BERLIN (AP) Newly implemented handball rules in soccer were supposed to provide greater clarity for those playing or watching the game.
In Germany, they are causing confusion and leading to renewed criticism of the increasingly unpopular video assistant referee.
Two decisions in Saturday’s top game between Schalke and Bayern Munich, and others scattered among other Bundesliga games over the weekend, led players, fans, coaches – and even former referees – to question whether the changes are benefiting the game at all.
“How rules are changed again and again is making football worse,” Werder Bremen striker Niclas Fullkrug said after he had a goal ruled out in his side’s 3-2 loss at Hoffenheim on Saturday.
Fullkrug had thought he’d equalized but VAR intervened after the ball touched his arm.
“I don’t understand it. But according to the rules it isn’t a goal,” Fullkrug said.
The new rule states that even an accidental handball by the attacking player will be penalized, leading to a sarcastic reaction from Fullkrug’s teammate Kevin Mohwald.
“That’s the new brilliant rule that we have. It’s top,” Mohwald said.
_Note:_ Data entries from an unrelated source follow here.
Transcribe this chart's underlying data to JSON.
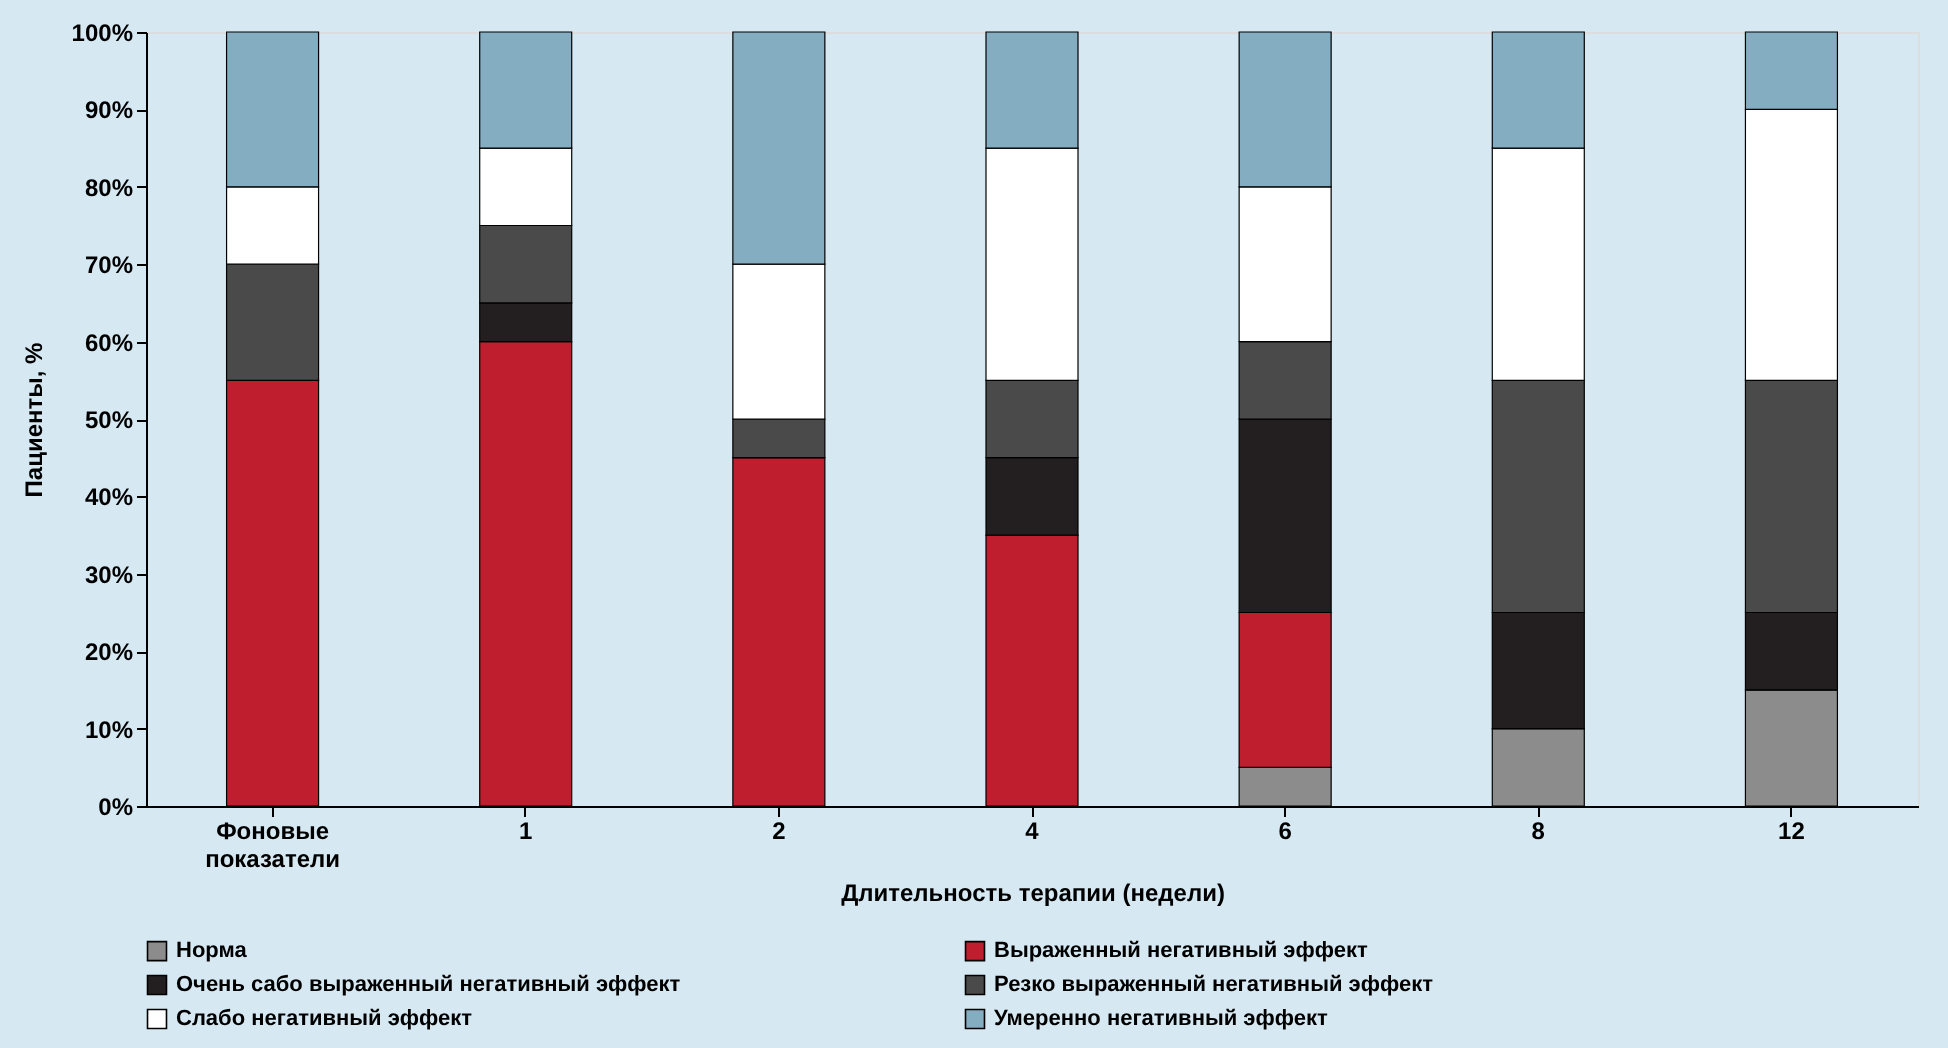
{
  "chart_data": {
    "type": "bar",
    "stacked": true,
    "xlabel": "Длительность терапии (недели)",
    "ylabel": "Пациенты, %",
    "categories": [
      "Фоновые показатели",
      "1",
      "2",
      "4",
      "6",
      "8",
      "12"
    ],
    "series": [
      {
        "name": "Норма",
        "color": "#8c8c8c",
        "values": [
          0,
          0,
          0,
          0,
          5,
          10,
          15
        ]
      },
      {
        "name": "Выраженный негативный эффект",
        "color": "#be1e2d",
        "values": [
          55,
          60,
          45,
          35,
          20,
          0,
          0
        ]
      },
      {
        "name": "Очень сабо выраженный негативный эффект",
        "color": "#231f20",
        "values": [
          0,
          5,
          0,
          10,
          25,
          15,
          10
        ]
      },
      {
        "name": "Резко выраженный негативный эффект",
        "color": "#4a4a4a",
        "values": [
          15,
          10,
          5,
          10,
          10,
          30,
          30
        ]
      },
      {
        "name": "Слабо негативный эффект",
        "color": "#ffffff",
        "values": [
          10,
          10,
          20,
          30,
          20,
          30,
          35
        ]
      },
      {
        "name": "Умеренно негативный эффект",
        "color": "#84adc1",
        "values": [
          20,
          15,
          30,
          15,
          20,
          15,
          10
        ]
      }
    ],
    "ylim": [
      0,
      100
    ],
    "yticks": [
      {
        "value": 0,
        "label": "0%"
      },
      {
        "value": 10,
        "label": "10%"
      },
      {
        "value": 20,
        "label": "20%"
      },
      {
        "value": 30,
        "label": "30%"
      },
      {
        "value": 40,
        "label": "40%"
      },
      {
        "value": 50,
        "label": "50%"
      },
      {
        "value": 60,
        "label": "60%"
      },
      {
        "value": 70,
        "label": "70%"
      },
      {
        "value": 80,
        "label": "80%"
      },
      {
        "value": 90,
        "label": "90%"
      },
      {
        "value": 100,
        "label": "100%"
      }
    ],
    "grid": false,
    "legend": "bottom"
  }
}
Freiburg felt hard done by in a game at Paderborn when it wasn’t awarded a penalty after Jerome Gondorf’s free kick struck defending Paderborn captain Christian Strohdiek’s arm.
“What upsets me is that there is a difference between handball by a forward and handball by a defender. That’s causing discussions without end,” former referee Thorsten Kinhofer wrote in a column for the mass circulation “Bild am Sonntag” tabloid.
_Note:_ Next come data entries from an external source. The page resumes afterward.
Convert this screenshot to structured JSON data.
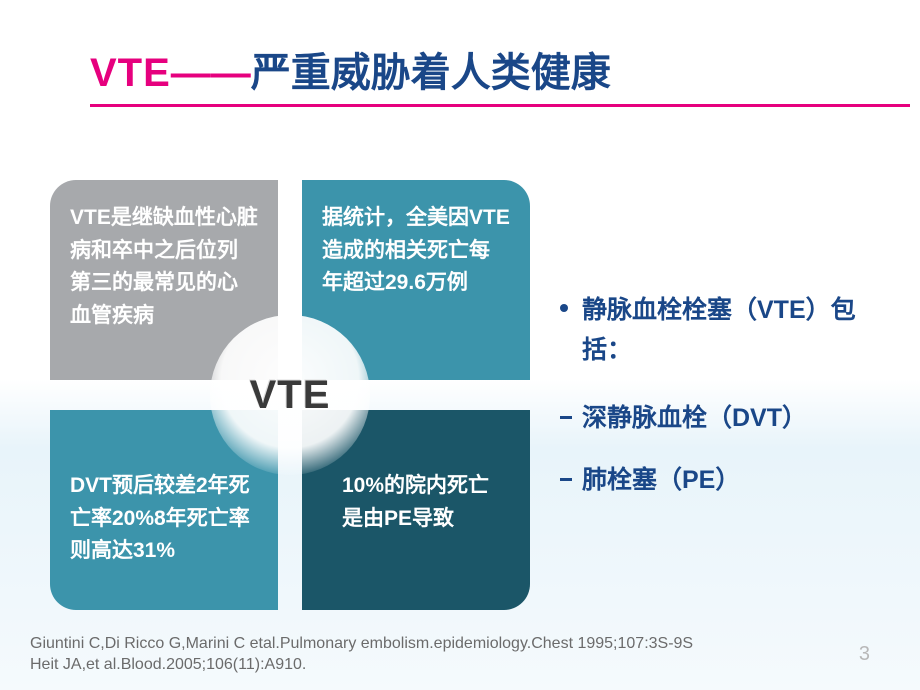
{
  "title": {
    "vte": "VTE",
    "dash": "——",
    "rest": "严重威胁着人类健康",
    "vte_color": "#e6007e",
    "rest_color": "#1a4788",
    "underline_color": "#e6007e",
    "font_size": 40
  },
  "diagram": {
    "center_label": "VTE",
    "center_fontsize": 40,
    "quad_fontsize": 21,
    "quad_text_color": "#ffffff",
    "corner_radius": 26,
    "quads": {
      "top_left": {
        "text": "VTE是继缺血性心脏病和卒中之后位列第三的最常见的心血管疾病",
        "bg_color": "#a7a9ac"
      },
      "top_right": {
        "text": "据统计，全美因VTE造成的相关死亡每年超过29.6万例",
        "bg_color": "#3c94ab"
      },
      "bottom_left": {
        "text": "DVT预后较差2年死亡率20%8年死亡率则高达31%",
        "bg_color": "#3c94ab"
      },
      "bottom_right": {
        "text": "10%的院内死亡是由PE导致",
        "bg_color": "#1b5668"
      }
    }
  },
  "bullets": {
    "text_color": "#1a4788",
    "font_size": 25,
    "main": "静脉血栓栓塞（VTE）包括：",
    "sub1": "深静脉血栓（DVT）",
    "sub2": "肺栓塞（PE）"
  },
  "citation": {
    "line1": "Giuntini C,Di Ricco G,Marini C etal.Pulmonary embolism.epidemiology.Chest 1995;107:3S-9S",
    "line2": "Heit JA,et al.Blood.2005;106(11):A910.",
    "color": "#6b6b6b",
    "font_size": 16
  },
  "page_number": "3",
  "page_number_color": "#b8b8b8",
  "background": {
    "top_color": "#ffffff",
    "bottom_tint": "#e8f4fa"
  }
}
Schalke coach David Wagner was aggrieved not to get two penalties against Bayern.
“Honestly, I’m looking forward to an explanation,” Wagner said.
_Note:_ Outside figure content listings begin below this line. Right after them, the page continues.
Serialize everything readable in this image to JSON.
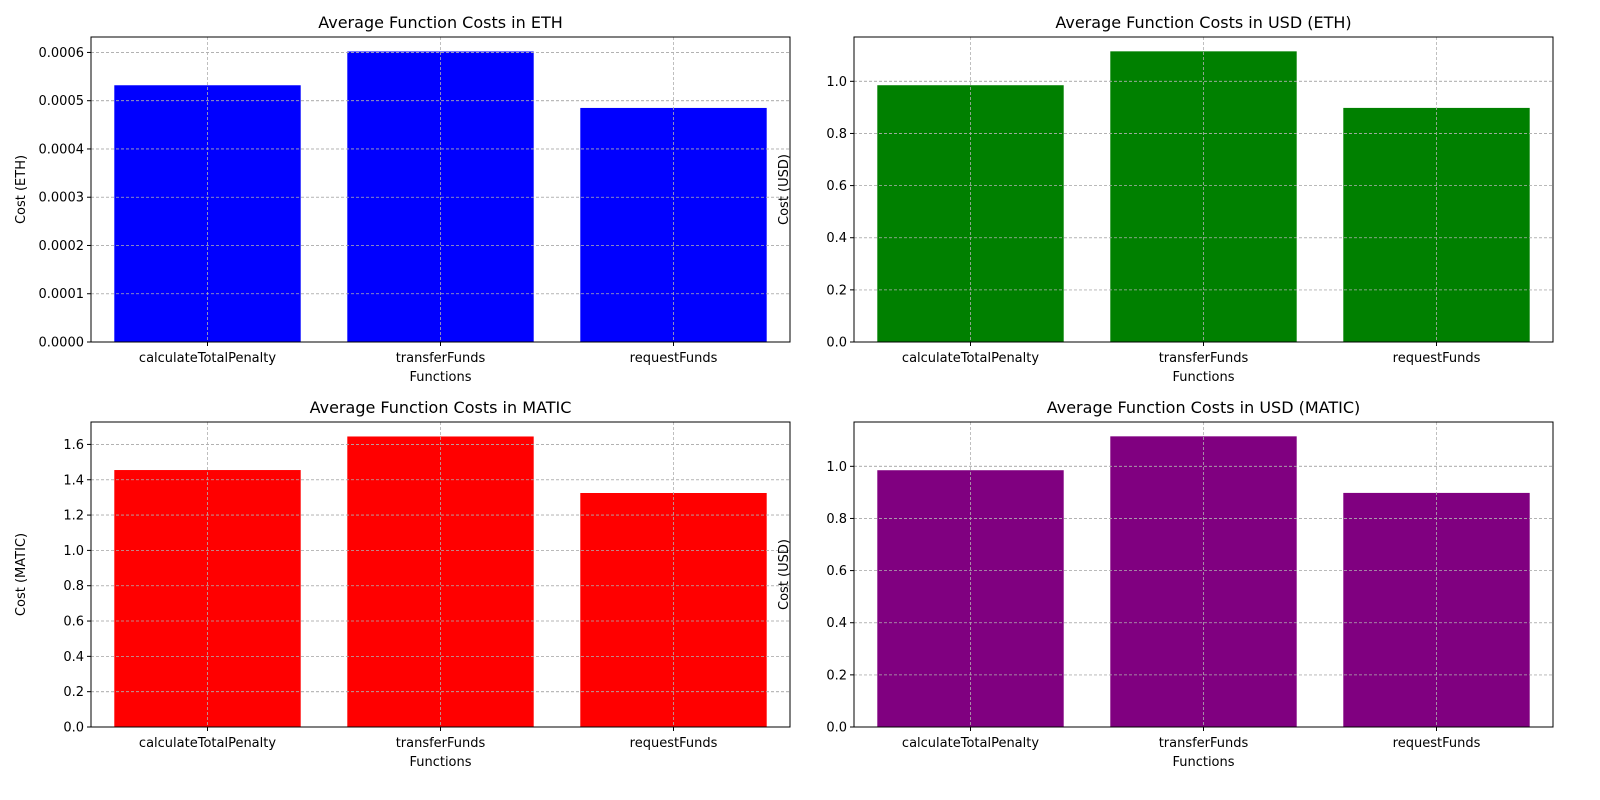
{
  "chart_data": [
    {
      "type": "bar",
      "title": "Average Function Costs in ETH",
      "xlabel": "Functions",
      "ylabel": "Cost (ETH)",
      "categories": [
        "calculateTotalPenalty",
        "transferFunds",
        "requestFunds"
      ],
      "values": [
        0.000532,
        0.000602,
        0.000485
      ],
      "ylim": [
        0,
        0.000632
      ],
      "yticks": [
        "0.0000",
        "0.0001",
        "0.0002",
        "0.0003",
        "0.0004",
        "0.0005",
        "0.0006"
      ],
      "ytick_values": [
        0,
        0.0001,
        0.0002,
        0.0003,
        0.0004,
        0.0005,
        0.0006
      ],
      "color": "#0000ff",
      "grid": true
    },
    {
      "type": "bar",
      "title": "Average Function Costs in USD (ETH)",
      "xlabel": "Functions",
      "ylabel": "Cost (USD)",
      "categories": [
        "calculateTotalPenalty",
        "transferFunds",
        "requestFunds"
      ],
      "values": [
        0.985,
        1.115,
        0.898
      ],
      "ylim": [
        0,
        1.17
      ],
      "yticks": [
        "0.0",
        "0.2",
        "0.4",
        "0.6",
        "0.8",
        "1.0"
      ],
      "ytick_values": [
        0,
        0.2,
        0.4,
        0.6,
        0.8,
        1.0
      ],
      "color": "#008000",
      "grid": true
    },
    {
      "type": "bar",
      "title": "Average Function Costs in MATIC",
      "xlabel": "Functions",
      "ylabel": "Cost (MATIC)",
      "categories": [
        "calculateTotalPenalty",
        "transferFunds",
        "requestFunds"
      ],
      "values": [
        1.455,
        1.645,
        1.325
      ],
      "ylim": [
        0,
        1.727
      ],
      "yticks": [
        "0.0",
        "0.2",
        "0.4",
        "0.6",
        "0.8",
        "1.0",
        "1.2",
        "1.4",
        "1.6"
      ],
      "ytick_values": [
        0,
        0.2,
        0.4,
        0.6,
        0.8,
        1.0,
        1.2,
        1.4,
        1.6
      ],
      "color": "#ff0000",
      "grid": true
    },
    {
      "type": "bar",
      "title": "Average Function Costs in USD (MATIC)",
      "xlabel": "Functions",
      "ylabel": "Cost (USD)",
      "categories": [
        "calculateTotalPenalty",
        "transferFunds",
        "requestFunds"
      ],
      "values": [
        0.985,
        1.115,
        0.898
      ],
      "ylim": [
        0,
        1.17
      ],
      "yticks": [
        "0.0",
        "0.2",
        "0.4",
        "0.6",
        "0.8",
        "1.0"
      ],
      "ytick_values": [
        0,
        0.2,
        0.4,
        0.6,
        0.8,
        1.0
      ],
      "color": "#800080",
      "grid": true
    }
  ]
}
Bayern defender Benjamin Pavard’s arm blocked a header from Matija Nastasic, then Daniel Caligiuri’s free kick was deflected out of play by Ivan Perisic’s arm.
Referee Marco Fritz allowed play continue and did not review the scenes again. Fritz later said he did not receive a signal from video assistant Bastian Dankert in Cologne that there had been an error.
Lutz Michael Frohlich, the German soccer federation’s head of the referees, acknowledged that Fritz should have checked again.
“For the power of persuasion and the effect externally, it would probably have been best if he’d formed his own picture,” Frohlich told broadcaster Sport1.
Patience is running thin, with Borussia Moenchengladbach coach Marco Rose another to add his voice to the criticism.
“If you don’t at least go out and look at it again, then I also don’t understand the point of the video referee,” Rose said.